On December 25, Ariad Pharmaceutical had its "Overweight" rating reiterated by analysts at Barclays Capital who have a $30.00 price target on the stock. On December 17, 2012, William Blair reaffirmed their "outperform" rating and put a $28.00 target on the stock. Analysts at the Maxim Group lowered their price target to $24, but maintained their "Buy" rating on the stock. On December 14, Citigroup reiterated their "Buy" rating and have a $31.00 price target. On December 14, Cowen also reaffirmed "outperform" rating.
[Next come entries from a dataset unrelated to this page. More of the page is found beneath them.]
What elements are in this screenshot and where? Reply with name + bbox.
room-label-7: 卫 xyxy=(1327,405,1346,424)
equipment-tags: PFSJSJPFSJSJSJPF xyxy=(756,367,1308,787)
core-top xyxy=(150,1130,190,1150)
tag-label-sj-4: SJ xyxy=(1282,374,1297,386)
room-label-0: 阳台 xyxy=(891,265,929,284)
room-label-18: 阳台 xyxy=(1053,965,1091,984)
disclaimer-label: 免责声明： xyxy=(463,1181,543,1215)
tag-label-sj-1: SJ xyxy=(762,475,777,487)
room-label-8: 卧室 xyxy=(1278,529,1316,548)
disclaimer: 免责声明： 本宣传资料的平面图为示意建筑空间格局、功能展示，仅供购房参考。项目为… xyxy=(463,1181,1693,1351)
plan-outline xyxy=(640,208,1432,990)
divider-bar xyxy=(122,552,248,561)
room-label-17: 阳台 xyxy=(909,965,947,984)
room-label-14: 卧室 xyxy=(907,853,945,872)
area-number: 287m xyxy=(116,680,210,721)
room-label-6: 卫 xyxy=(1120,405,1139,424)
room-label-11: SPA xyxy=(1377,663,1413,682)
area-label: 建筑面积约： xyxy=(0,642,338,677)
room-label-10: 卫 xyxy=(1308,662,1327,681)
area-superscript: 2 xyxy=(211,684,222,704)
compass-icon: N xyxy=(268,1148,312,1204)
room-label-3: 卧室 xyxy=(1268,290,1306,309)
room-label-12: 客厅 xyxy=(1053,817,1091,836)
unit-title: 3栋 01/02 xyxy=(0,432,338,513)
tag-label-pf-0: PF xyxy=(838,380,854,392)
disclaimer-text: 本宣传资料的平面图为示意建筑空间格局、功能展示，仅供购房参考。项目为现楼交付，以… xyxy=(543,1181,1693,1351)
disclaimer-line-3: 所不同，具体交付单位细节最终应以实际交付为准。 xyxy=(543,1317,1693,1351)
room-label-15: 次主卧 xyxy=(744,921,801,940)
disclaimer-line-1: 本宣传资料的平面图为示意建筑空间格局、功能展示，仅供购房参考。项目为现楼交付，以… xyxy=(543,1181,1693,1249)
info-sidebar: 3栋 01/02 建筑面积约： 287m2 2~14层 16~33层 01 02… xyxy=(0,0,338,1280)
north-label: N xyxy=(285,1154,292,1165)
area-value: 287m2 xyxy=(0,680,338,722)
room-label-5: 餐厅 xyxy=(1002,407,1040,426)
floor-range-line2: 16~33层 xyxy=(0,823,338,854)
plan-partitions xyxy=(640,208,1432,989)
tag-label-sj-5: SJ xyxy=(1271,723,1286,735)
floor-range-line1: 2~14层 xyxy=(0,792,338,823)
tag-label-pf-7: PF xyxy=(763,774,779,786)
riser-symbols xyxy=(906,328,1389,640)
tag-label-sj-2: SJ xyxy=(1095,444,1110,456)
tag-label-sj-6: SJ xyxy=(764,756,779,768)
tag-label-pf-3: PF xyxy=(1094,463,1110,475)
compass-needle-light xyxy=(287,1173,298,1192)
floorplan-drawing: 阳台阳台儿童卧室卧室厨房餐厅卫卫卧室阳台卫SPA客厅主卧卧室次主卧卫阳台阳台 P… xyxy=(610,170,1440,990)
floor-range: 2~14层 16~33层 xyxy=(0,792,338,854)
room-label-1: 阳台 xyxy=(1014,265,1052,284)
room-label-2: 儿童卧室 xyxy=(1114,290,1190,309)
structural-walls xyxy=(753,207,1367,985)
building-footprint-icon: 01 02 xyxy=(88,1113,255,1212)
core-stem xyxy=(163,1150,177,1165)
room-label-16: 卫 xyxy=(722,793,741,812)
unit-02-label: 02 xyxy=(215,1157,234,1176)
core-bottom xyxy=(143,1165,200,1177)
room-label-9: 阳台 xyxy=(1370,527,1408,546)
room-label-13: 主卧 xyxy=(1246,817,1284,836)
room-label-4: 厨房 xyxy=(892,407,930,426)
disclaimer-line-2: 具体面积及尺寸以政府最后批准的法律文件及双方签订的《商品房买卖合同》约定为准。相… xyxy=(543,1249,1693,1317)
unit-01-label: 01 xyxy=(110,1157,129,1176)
Iclusig is frequently referred to as a "first in class" drug. While the FDA has only approved Iclusig for leukemia patients who are resistant or intolerant to other drugs, research is ongoing which may enable Iclusig to expand the label for other indications, which would provide Ariad with an opportunity to gain a larger portion of the estimated $4.5 billion annual CML market now dominated by Novartis with their Gleevec and Tasigna products and Bristol-Myers Squibb with their Sprycel drug.
The optimal first-line treatment for patients with newly diagnosed chronic-phase CML is controversial. When used as first-line treatments, some studies have found that Tasigna, Sprycel and Bosulif have all produced better response rates than Gleevec.
In July 2012, Ariad launched a Phase 3 trial testing Iclusig head to head with Gleevec in people newly diagnosed with CML. Positive results from that trial could propel Iclusig to blockbuster drug status. Harvey Berger, Ariad's CEO, has predicted that Iclusig could generate $1.5 billion in projected revenue if the company can broaden the label to include its use as an initial treatment for leukemia.
Due to its strong oncology pipeline, some analysts believe Ariad could be a potential acquisition candidate for such pharmaceutical industry giants as Celgene (CELG), Amgen (AMGN), Eli Lilly (LLY), Merck and Johnson & Johnson . Others have speculated that Ariad could be a prime target for Gilead Sciences (GILD), a company that "has spent $1.2 billion in two years to buy blood cancer drugs" and "it's looking for more." Ariad insists that the company is not for sale and they are determined to remain independent.
Remaining independent is a key reason why many Ariad investors are so excited about the company. While most small cap and mid cap biotech firms must partner with pharmaceutical giants like Pfizer or Merck to help pay for the development of promising investigational drugs, Ariad has been able to raise the necessary funds to develop Iclusig and AP26113, and thus maintain worldwide rights for its two most promising drugs.
With the US approval of Iclusig, Ariad is transforming from a biotech research firm to a revenue generating, commercial pharmaceutical company. It has taken over 20 years for Ariad to get here. Recently, the company's workforce has more than doubled to about 300 employees. Ariad has opened a European headquarters in Lausanne, Switzerland. There is plenty to be excited about in this $3.5 billion market cap company. With these recent developments, Ariad can not only save lives, but also offer the prudent investor a lucrative return.